Kota Kairo mengalami puncak kejayaan pada masa dinasti Fatimiyyah, yaitu pada masa pemerintahan Salahuddin Al Ayyubi, pemerintahan Baybars, dan pemerintahan An Nasir pada masa dinasti Mamalik. Periode Fatimiyyah dimulai dengan Al Muis dan mencapai puncak kejayaan ketika dipimpin Abu Manshur Nizar al-Aziz pada tahun 975-996 M. Dibawah kekuasaannya, kekhalifahannya telah mampu mengalahkan penguasa-penguasa Baghdad. Sehingga ia berhasil menempatkan kekhalifahan Fatimiyyah sebagai negara Islam terbesar di kawasan Mediterania Timur.
Dinasti Fatimiyyah dapat ditumbangkan oleh dinasti Ayyubiyah yang didirikan oleh Salahuddin al Ayyubi, seorang pahlawan dalam perang Salib. Salahuddin tetap mempertahankan lembaga-lembaga ilmiah yang didirikan oleh dinasti Fatimiyyah tetapi mengubah orientasi keagamaan dari Syiah menjadi Ahlussunnah.
Dinasti Mamluk
Kekuasan dinasti Ayyubiyah di Mesir diteruskan oleh dinasti Mamalik. Kaum Mamluk menguasai Mesir dan Siria tahun 648-922/ 1250-1517. Mamluk atau Mamalik (jamak), secara harfiah berarti budak-budak yang dimiliki. Mereka adalah orang-orang Turki yang direkruit dari dua kelompok, yakni Mamluk Bakhri dan Mamluk Buruj. Yang pertama adalah karena tempat tinggal mereka di pulau Ar-Raudah yang terletak seakan di laut (Arab, Bahr), yang ada di sungai Nil, dan yang ke dua adalah karena mereka menempati benteng (Arab, Burj) di Kairo. Kaum Bakhri berasal dari Qipchaq, Rusia Selatan, yang merupakan percampuran antara Mongol dan Kurdi, sedangkan Burj adalah orang-orang Circassia dan Caucasus.

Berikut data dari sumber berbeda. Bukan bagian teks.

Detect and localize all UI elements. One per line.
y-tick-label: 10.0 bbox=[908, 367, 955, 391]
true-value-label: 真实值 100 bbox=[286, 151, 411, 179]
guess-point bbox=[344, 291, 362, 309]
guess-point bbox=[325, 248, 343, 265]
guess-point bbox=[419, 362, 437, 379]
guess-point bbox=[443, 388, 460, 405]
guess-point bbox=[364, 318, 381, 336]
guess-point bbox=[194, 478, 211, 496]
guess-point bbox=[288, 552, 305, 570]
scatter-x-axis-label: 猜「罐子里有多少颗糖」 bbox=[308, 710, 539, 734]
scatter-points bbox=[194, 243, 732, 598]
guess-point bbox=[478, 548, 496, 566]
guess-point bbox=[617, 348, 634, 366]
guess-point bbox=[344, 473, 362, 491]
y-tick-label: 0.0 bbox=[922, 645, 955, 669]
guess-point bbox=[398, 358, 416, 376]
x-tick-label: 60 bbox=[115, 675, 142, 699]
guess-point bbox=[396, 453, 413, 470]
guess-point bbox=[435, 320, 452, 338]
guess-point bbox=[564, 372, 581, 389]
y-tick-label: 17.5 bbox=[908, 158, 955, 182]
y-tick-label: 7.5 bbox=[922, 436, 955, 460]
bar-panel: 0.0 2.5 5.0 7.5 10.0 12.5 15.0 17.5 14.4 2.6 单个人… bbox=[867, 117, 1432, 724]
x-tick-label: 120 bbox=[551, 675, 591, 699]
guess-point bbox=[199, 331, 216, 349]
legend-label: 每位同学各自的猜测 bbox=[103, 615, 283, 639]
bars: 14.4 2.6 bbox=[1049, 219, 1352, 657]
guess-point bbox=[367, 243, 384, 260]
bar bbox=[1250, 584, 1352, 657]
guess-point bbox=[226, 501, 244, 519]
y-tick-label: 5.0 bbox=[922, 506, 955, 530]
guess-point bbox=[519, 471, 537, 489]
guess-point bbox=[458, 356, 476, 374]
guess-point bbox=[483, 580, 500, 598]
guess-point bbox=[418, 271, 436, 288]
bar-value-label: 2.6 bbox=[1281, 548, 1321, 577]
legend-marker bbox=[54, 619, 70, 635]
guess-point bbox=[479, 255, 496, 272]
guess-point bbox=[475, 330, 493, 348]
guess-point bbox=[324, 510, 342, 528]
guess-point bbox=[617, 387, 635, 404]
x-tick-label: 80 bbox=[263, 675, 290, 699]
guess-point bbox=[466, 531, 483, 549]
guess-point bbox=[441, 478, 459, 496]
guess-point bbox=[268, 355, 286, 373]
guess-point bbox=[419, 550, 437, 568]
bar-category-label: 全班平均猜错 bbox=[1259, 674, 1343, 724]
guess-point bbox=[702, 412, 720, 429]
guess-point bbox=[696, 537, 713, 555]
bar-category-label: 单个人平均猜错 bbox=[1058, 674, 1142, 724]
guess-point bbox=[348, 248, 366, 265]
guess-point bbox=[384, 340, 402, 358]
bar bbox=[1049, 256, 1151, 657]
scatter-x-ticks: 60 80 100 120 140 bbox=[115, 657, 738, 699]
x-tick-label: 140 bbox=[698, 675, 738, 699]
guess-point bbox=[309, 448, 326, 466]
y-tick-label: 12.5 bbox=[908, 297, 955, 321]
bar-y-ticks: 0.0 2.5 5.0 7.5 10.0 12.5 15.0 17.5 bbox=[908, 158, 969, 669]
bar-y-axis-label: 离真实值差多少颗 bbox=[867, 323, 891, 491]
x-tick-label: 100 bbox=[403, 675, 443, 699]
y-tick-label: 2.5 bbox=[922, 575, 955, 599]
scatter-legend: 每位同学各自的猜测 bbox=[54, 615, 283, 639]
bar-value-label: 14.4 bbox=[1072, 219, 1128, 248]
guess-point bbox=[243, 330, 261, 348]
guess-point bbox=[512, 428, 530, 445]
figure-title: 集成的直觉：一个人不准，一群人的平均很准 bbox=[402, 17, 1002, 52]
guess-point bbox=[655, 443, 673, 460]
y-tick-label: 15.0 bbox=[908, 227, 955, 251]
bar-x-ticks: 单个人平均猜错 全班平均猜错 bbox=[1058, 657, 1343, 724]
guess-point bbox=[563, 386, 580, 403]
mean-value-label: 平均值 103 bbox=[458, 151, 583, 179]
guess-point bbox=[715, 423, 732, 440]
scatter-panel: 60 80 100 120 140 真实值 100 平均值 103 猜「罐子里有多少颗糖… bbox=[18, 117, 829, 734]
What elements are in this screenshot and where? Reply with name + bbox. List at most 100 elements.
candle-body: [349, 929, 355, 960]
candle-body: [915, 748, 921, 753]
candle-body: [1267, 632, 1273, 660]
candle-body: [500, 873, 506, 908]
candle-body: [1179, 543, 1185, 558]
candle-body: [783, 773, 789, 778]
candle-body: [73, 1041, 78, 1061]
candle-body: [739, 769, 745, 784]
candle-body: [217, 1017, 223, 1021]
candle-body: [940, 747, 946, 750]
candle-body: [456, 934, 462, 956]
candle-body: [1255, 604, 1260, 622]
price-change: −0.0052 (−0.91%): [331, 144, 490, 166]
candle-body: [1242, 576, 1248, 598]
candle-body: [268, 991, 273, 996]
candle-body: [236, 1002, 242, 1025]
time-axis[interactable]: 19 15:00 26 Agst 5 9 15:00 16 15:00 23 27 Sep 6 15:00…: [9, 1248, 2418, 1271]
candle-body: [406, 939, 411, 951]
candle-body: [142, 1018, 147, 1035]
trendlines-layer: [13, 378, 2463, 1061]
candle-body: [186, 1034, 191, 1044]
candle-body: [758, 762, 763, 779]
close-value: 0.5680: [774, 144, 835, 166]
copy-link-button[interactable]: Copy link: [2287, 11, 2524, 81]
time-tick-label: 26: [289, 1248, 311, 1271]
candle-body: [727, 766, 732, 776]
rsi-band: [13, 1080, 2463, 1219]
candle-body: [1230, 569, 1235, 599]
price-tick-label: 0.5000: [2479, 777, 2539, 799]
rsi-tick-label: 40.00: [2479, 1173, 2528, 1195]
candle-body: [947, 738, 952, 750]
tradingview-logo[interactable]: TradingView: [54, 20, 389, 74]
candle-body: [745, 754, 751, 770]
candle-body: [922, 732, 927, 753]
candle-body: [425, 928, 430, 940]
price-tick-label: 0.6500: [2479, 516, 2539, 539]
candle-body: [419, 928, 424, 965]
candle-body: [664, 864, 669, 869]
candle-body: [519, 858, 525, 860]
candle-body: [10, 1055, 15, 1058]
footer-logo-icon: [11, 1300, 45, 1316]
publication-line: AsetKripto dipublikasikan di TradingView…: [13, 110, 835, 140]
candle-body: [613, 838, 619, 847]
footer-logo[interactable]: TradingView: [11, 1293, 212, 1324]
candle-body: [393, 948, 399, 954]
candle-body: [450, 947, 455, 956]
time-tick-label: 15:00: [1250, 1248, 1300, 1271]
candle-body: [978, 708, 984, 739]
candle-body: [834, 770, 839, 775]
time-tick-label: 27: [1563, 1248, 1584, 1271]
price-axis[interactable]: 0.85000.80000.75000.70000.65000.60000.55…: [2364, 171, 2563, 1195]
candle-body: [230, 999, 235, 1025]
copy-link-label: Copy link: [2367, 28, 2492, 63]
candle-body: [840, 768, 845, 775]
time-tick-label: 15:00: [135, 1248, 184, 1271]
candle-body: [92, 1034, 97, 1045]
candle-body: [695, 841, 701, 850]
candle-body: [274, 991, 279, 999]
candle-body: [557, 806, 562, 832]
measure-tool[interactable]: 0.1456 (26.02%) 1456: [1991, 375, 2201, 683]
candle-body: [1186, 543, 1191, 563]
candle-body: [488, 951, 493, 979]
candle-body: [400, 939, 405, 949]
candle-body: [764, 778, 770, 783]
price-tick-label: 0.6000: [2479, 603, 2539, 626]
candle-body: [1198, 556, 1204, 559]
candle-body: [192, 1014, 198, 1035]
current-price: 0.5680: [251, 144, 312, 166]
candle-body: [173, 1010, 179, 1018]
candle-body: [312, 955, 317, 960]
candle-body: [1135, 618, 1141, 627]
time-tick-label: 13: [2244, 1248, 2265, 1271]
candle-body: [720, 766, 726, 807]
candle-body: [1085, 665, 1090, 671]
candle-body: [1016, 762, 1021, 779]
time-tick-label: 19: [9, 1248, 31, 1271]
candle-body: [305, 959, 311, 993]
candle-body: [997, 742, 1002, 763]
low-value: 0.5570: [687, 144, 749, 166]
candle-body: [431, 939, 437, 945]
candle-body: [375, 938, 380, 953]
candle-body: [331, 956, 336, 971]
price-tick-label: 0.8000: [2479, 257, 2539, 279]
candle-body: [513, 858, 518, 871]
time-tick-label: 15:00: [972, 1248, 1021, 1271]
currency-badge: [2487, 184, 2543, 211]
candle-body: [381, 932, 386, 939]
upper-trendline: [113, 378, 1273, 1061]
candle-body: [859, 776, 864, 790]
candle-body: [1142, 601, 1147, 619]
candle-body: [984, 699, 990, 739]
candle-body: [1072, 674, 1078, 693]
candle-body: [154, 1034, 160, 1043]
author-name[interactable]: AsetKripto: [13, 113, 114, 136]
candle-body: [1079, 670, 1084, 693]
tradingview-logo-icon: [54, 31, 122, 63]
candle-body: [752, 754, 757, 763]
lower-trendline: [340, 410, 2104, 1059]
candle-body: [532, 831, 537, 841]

Dinasti ini mampu mempertahankan pusat kekuasaanya dari serangan bangsa Mongol dan bahkan dapat mengalahkan tentara Mongol Ain Jalut dibawah pimpiman Baybars yang berkuasa dari 1260- 1277 M. Baybars juga dikenal sebagai perang Salib. Pada waktu itu, Kairo menjadi satu-satunya pusat peradaban Islam yang selamat dari serangan Mongol. Kairo ketika itu menjadi pusat peradaban Islam yang terpenting.
Dinasti Mamluk berjaya dalam menghadapi ekspansi Mongol ke arah barat. Pasukan dari Timur yang telah membumihanguskan Baghdad itu dipukul oleh Mamluk dibawah pimpinannya, Qutus dan Baybars di Ain Jalut tahun 658/1260. Mamluk juga dihormati oleh dunia Islam saat itu karena berhasil menghalau tentara Salib dari pantai Syro-Palestina, untuk kemudian mengembangkan kekuasaannya ke Barat hingga Cyrenaica, ke utara gunung Taurus, Mubia dan Massawa, dan ke selatan melindungi kota-kota suci di Arabia.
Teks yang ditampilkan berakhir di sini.